Yoseph: 45:1-20 ... he was certainly generous w his gifts to F? and torturous with his machinations.
46:28 Rashi … Yitzchak went to study in the Yeshivah of Shem and Ever after Papa tried to cut his head off and Yehudah went to open a Yeshivah in Goshen … “boy, have I got a rusting infrastructure to sell!”
The Meeting: Ya'akov and Yosef: 46:30-34 (How to pass) 47:11-12. Ya'akov and Yosef sort of mirror each other.

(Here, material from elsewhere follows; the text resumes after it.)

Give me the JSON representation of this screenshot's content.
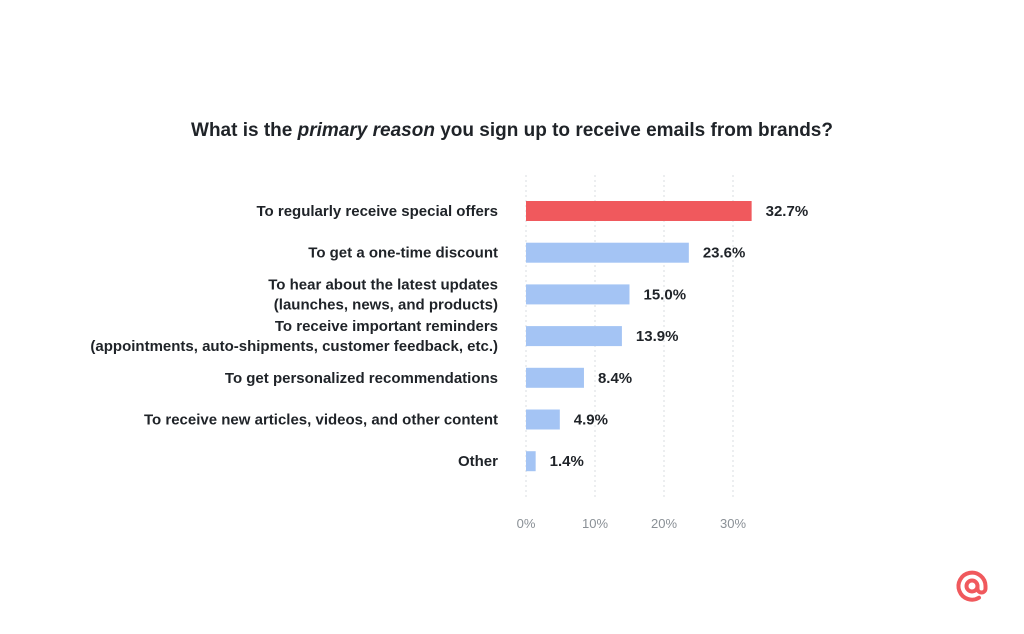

The Meeting: Ya'akov and Pharaoh: Pharaoh tells Yosef: It's all Good: 47:7-10. Ya'akov kvetches ... I hope I do better near the end.
Yosef as Administrator and the 20% Egypt Tax Act of of the 4th Millennium BCE: 47:13-end of ויגש ....
Yosef really does the Tax Act thing ... 1/5 of everything you got unless you're part of the Priestly Oligarchy.
So, let's party! Sell off the parks ... redistribute the $ to a Priestly class. Yoseph … Donnie Boy … Golden haired children of preferential treatment.